L’Unità intervista Emma Bonino, secondo cui “si tratta di una apertura importante”, dovuta tanto alle primavere arabe che alla mobilitazione delle donne e degli intellettuali sauditi, che è stata molto forte nel Paese. Ricorda che “le donne hanno dato vita ad una sorta di disobbedienza civile sul diritto a guidare”, e anche se non sono state molte a sfidare i divieti, mettendosi al volante con il velo, sono riuscite a creare un consenso intorno tramite i blog e internet, in un Paese molto “internettato”, e dove proprio le donne, costrette a uscire poco, vivono molto sul web. Ricorda la Bonino che nei giorni scorsi 60 intellettuali sauditi hanno invitato sui siti al boicottaggio delle prossime elezioni municipali, se non si fossero svolte a suffragio universale. Il Corriere intervista la giornalista saudita Iman Al Qathani, che racconta come già girino battute del tipo: “Ok, le eleggiamo, ma poi come ci vanno al Majlis se non possono guidare. E se devono andare in missione all’estero, si porteranno dietro il marito?”. Dice che i riformisti chiedono una assemblea eletta, riforma del potere giuridico, libertà per i prigionieri politici, pari diritti per uomini e donne, sciiti e sunniti: nell’est gli sciiti sono stati gli unici a protestare, senza risultati.
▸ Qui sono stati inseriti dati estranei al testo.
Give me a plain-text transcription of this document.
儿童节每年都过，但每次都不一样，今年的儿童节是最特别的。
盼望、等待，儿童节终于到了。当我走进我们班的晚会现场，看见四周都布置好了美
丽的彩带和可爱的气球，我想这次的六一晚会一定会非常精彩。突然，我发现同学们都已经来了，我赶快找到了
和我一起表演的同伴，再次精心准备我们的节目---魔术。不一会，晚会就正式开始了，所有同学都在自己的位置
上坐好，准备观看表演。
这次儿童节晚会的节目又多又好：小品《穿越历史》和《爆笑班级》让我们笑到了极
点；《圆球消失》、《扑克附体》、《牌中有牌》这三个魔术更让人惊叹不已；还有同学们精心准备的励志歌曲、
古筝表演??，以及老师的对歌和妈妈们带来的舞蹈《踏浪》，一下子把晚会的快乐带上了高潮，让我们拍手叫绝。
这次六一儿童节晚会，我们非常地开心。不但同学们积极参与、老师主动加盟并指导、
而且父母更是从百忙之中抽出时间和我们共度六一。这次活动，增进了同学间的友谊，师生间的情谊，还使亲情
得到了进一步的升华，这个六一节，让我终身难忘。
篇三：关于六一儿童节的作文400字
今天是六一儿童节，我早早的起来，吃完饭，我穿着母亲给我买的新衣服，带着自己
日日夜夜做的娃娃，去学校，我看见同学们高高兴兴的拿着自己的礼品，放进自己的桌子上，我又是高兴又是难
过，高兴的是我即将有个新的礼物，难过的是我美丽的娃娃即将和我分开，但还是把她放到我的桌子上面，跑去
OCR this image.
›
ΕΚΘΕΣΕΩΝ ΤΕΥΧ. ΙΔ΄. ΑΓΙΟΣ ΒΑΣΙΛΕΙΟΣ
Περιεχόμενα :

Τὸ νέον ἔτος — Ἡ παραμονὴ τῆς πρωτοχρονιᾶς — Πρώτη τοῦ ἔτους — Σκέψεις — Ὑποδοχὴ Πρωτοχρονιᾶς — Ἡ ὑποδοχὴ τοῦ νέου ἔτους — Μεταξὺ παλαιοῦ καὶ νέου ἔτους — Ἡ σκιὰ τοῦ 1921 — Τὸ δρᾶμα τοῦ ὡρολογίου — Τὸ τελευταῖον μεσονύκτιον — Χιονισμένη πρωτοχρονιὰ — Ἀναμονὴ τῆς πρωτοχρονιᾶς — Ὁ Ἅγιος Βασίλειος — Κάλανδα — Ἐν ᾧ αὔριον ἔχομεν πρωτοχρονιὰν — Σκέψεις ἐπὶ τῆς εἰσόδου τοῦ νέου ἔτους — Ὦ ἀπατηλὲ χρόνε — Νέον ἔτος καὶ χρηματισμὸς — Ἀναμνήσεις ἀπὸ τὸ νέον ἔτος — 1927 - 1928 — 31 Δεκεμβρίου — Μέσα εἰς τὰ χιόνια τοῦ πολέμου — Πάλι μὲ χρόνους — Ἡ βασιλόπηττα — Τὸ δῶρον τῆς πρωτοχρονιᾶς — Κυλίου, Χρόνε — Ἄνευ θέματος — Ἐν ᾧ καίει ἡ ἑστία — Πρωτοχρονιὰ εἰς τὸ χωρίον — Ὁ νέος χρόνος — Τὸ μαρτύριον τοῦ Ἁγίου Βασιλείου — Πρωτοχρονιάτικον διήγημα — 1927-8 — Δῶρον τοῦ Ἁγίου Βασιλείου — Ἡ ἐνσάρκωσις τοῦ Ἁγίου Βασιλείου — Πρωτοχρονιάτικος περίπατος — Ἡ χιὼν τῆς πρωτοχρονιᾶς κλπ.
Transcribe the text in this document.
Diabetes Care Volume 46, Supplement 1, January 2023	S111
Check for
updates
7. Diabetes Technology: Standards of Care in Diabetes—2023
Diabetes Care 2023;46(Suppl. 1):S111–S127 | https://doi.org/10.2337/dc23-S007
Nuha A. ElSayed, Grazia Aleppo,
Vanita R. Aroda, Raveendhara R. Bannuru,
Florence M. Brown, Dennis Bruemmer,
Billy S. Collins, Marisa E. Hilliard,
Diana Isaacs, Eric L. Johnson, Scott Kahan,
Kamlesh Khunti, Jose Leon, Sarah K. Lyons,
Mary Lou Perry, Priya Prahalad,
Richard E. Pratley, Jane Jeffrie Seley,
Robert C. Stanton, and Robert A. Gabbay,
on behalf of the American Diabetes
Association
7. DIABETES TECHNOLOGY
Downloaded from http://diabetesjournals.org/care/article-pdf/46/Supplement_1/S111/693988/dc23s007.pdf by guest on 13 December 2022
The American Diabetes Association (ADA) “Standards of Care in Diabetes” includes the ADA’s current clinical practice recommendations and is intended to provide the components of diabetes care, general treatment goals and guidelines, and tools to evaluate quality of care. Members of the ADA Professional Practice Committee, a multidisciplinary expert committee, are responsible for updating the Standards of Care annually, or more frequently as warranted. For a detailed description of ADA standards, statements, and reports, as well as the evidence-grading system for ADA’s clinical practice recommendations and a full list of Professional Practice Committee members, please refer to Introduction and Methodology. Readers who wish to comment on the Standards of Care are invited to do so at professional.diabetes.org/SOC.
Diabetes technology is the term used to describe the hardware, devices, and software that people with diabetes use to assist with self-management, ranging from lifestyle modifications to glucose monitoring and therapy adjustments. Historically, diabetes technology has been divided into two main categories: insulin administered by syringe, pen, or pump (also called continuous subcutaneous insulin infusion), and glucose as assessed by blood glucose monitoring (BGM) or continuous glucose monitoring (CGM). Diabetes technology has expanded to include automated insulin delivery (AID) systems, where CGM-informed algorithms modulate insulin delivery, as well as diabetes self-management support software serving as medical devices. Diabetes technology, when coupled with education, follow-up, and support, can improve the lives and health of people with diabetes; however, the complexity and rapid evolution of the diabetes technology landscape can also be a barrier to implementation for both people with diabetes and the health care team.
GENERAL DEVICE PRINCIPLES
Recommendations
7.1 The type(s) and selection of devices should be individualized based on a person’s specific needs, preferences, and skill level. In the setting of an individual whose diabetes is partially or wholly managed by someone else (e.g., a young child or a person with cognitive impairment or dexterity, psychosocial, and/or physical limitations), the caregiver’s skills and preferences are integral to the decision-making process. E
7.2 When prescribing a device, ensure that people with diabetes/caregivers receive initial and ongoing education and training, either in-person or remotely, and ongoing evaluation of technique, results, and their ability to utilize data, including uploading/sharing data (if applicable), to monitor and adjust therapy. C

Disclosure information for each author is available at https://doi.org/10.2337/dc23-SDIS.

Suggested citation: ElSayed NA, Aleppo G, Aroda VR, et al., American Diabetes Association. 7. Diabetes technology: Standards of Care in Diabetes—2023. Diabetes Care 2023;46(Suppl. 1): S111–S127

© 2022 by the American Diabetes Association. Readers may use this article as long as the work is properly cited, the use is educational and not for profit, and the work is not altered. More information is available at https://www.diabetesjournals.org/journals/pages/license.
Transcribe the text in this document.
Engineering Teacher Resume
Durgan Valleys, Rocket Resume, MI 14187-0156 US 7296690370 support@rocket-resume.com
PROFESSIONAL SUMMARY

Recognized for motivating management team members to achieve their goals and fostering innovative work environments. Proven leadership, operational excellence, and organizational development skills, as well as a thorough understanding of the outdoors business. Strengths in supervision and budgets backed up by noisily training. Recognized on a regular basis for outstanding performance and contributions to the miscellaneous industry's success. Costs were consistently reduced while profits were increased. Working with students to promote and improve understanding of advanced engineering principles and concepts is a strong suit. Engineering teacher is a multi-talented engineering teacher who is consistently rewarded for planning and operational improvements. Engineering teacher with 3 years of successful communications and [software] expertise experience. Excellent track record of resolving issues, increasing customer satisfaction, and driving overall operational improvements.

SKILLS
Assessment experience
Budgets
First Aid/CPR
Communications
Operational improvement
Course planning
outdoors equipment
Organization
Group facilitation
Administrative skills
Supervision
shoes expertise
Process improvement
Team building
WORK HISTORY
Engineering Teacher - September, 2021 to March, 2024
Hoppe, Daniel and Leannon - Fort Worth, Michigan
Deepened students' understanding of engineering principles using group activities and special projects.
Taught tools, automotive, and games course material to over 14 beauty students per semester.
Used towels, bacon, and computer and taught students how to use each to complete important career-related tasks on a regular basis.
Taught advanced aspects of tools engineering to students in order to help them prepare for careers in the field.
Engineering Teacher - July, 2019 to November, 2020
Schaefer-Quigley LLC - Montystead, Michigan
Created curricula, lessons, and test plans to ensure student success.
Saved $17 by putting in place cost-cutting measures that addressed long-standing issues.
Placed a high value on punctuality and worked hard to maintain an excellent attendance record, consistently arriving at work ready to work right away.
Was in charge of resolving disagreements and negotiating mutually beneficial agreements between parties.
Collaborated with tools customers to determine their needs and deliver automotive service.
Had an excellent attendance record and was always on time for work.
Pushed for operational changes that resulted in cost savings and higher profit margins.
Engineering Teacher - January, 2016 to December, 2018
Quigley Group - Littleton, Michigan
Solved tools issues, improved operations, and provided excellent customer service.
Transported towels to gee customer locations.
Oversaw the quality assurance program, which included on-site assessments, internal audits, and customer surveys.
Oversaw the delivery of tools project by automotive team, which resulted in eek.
TRa i sunniti nessuno scende in piazza, perché esiste un rapporto speciale di lealtà tra le nostre tribù e il sovrano”.

Politica

Intervistato da La Repubblica, il presidente della Regione Lombardia Formigoni dice che “bisogna accelerare il cammino delle riforme”, e precisa che occorre farlo “già in questi giorni, nelle prossime due o tre settimane”. Per Formigoni le parole d’ordine sono imprese, famiglia ed enti locali, “che devono avere indietro le risorse che la manovra gli ha tagliato, mettendo in ginocchio il trasporto pubblico locale e i servizi sociali”. C’è il rischio che si vadaa a votare nel 2012, potrebbe essere la Lega a chiedere le elezioni anticipate, bisogna accelerare sulle primarie. A proposito delle affermazioni di Gianni Alemanno, che aveva detto “basta con le Minetti”, Formigoni dice: “Basta con i deputati e i senatori nominati dall’alto”.